La mère :  Faudra pas oublier.  Quels mystères le lundi déjà ?

 

Bousille :  Les mystères joyeux, ma tante.

 

La mère :  Mon Dieu!  Aurore!

 

Aurore :  Quoi ?  Qu’est-ce qu’il y a ?

 

La mère :  J’ai perdu mon chapelet!

 

Aurore :  Vous êtes sûre qu’il est pas dans votre sac ?

 

La mère :  Mon beau chapelet du Tiers Ordre!

 

Noëlla :  Vous en êtes-vous servi dans la voiture ?

 

La mère :  Non.  Il fallait que je le perde aujourd’hui, où j’ai tellement besoin de prier pour Aimé!

 

Aurore :  je mettrais ma main au feu que, dans votre énervement, vous l’avez oublié à la maison.

 

La mère :  Dans ce cas-là, téléphone tout de suite :  je veux savoir.

 

Aurore :  Entendu.  On va dépenser deux piastres au téléphone pour retrouver un chapelet de soixante-quinze cents!

 

Noëlla :  Si ça peut la rassurer, il y a pas à hésiter une seconde.

 

Phil :  Appelle donc :  j’en profiterai pour parler à Roland au garage.

 

Aurore :  Pas étonnant qu’on tire le diable par la queue.

 

La mère :  Bonne sainte Anne, je vous promets trois gros lampions à une piastre si je le retrouve!

 

Phil :  Attendez donc deux minutes avant de promettre :  il est peut-être pas perdu plus que vous.

 

Aurore au téléphone :  Allô, mademoiselle, voulez-vous me donner le numéro 3684, à Saint-Tite de Champlain… N’importe qui …

 

Bousille :  Ma tante, je peux vous prêter le mien, si vous voulez.

 

La mère :  C’est mon chapelet qu’il me faut!

 

Phil :  Vous avez raison :  quand on s’est fait la main à un bon outil, c’est toujours embêtant d’en changer.

 

Aurore au téléphone :  Allô, Gontran ?  C’est maman, mon petit homme… Écoute :  va voir si le chapelet de mémère serait pas quelque part dans sa chambre.

 

La mère :  Dis-lui de regarder sous mon oreiller.

 

Aurore :  Commence par regarder sous son oreiller.  Dépêche-toi et passe-moi Ghislaine en attendant.  

 

Phil :  Oublie pas, je veux parler à Roland au garage.

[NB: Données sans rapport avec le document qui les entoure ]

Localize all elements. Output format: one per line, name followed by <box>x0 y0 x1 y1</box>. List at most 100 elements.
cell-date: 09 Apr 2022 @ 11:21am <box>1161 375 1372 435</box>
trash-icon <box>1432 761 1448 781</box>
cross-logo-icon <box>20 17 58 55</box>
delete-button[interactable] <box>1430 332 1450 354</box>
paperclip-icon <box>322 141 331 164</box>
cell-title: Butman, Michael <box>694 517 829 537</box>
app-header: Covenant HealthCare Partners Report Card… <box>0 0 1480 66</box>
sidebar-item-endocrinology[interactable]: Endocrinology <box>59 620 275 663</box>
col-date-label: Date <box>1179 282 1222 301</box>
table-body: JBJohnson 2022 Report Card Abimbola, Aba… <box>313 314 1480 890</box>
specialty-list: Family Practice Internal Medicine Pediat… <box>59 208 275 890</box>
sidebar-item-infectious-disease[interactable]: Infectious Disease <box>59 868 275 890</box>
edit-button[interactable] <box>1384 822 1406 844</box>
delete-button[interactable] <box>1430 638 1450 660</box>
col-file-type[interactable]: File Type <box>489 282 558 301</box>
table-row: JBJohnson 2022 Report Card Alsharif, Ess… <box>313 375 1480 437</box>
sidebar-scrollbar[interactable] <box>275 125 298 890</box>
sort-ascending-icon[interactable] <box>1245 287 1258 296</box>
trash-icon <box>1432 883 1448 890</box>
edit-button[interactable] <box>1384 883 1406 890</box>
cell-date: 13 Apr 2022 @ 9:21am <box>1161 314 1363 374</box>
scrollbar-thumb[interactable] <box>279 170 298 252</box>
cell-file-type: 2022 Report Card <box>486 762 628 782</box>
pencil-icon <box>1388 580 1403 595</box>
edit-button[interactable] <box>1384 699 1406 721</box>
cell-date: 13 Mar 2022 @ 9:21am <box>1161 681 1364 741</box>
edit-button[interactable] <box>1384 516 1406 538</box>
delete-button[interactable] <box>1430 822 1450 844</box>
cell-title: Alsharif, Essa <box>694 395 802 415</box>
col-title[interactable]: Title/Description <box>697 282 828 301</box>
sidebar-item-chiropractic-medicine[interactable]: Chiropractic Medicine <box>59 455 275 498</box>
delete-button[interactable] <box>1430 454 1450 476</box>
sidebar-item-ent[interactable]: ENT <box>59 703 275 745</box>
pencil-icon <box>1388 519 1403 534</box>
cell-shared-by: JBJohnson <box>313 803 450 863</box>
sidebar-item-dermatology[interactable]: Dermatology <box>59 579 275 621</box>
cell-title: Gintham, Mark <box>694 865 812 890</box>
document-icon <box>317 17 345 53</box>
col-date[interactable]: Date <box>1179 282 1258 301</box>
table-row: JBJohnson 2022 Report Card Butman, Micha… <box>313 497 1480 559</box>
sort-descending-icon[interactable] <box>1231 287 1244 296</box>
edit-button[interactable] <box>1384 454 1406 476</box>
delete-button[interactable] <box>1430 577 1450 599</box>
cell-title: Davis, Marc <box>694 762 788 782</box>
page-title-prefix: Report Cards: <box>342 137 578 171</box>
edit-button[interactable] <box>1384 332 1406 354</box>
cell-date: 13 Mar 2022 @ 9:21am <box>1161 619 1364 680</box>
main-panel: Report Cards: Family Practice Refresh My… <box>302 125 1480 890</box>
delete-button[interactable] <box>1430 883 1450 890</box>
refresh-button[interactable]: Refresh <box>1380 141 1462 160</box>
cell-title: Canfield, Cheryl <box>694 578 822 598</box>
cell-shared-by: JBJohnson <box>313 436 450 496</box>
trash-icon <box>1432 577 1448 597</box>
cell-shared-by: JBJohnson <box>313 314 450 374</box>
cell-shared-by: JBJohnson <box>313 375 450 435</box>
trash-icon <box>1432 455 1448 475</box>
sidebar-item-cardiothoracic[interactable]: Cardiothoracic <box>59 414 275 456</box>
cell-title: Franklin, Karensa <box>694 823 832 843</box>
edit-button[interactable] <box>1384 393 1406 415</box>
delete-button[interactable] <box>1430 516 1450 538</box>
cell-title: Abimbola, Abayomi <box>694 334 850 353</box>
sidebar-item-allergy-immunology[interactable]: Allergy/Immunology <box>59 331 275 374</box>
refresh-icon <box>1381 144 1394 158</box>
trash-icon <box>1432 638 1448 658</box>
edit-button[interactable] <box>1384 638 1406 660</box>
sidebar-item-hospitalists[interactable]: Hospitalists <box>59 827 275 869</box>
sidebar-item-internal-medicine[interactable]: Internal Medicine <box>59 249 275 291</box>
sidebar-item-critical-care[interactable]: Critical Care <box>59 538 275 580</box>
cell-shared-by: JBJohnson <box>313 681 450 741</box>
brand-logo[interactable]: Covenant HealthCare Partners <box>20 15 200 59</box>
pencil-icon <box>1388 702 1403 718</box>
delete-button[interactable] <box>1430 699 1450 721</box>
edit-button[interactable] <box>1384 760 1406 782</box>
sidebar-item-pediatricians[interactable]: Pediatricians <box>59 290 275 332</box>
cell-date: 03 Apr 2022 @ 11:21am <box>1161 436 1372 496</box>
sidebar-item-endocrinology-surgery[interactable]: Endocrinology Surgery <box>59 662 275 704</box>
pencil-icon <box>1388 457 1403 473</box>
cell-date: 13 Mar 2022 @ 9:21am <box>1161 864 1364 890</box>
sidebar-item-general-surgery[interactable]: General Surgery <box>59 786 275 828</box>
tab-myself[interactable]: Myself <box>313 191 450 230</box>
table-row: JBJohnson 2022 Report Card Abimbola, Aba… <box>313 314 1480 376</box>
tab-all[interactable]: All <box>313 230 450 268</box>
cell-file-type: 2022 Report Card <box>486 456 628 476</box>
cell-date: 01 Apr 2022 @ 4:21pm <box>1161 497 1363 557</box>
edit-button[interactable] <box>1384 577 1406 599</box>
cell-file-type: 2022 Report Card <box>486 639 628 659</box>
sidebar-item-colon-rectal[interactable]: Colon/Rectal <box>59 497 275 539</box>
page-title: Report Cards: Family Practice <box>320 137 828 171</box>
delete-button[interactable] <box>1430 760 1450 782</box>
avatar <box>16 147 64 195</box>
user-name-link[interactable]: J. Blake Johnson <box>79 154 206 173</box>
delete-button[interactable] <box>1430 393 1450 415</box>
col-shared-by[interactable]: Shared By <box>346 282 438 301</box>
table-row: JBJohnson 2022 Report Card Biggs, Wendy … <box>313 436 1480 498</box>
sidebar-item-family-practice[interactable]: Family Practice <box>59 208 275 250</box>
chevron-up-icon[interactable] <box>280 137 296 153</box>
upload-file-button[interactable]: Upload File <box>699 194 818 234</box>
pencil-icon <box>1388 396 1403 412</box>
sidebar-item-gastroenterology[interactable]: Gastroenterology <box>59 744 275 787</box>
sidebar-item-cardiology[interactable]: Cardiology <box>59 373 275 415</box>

Aurore :  Allô, Ghislaine!  Si madame Laberge est pas arrivée quand tu partiras pour l’école, laisse-lui la clef en passant… Si elle essaie de te tirer les vers du nez au sujet de ton oncle Aimé, réponds que tu sais rien… Si tu fais la bonne fille, maman t’apportera un cadeau…  Non, non :  quelque chose de pas utile…

 

Phil :  Un beau livre de messe!

 

Aurore :  Quoi ?  A la mère  Il était là votre chapelet, évidemment.

 

La mère :  Merci, bonne sainte-Anne!

 

Aurore :  Non… il est loin d’être fini, le procès; il est même pas commencé… je sais pas… On retournera peut-être ce soir.  Ça dépendra.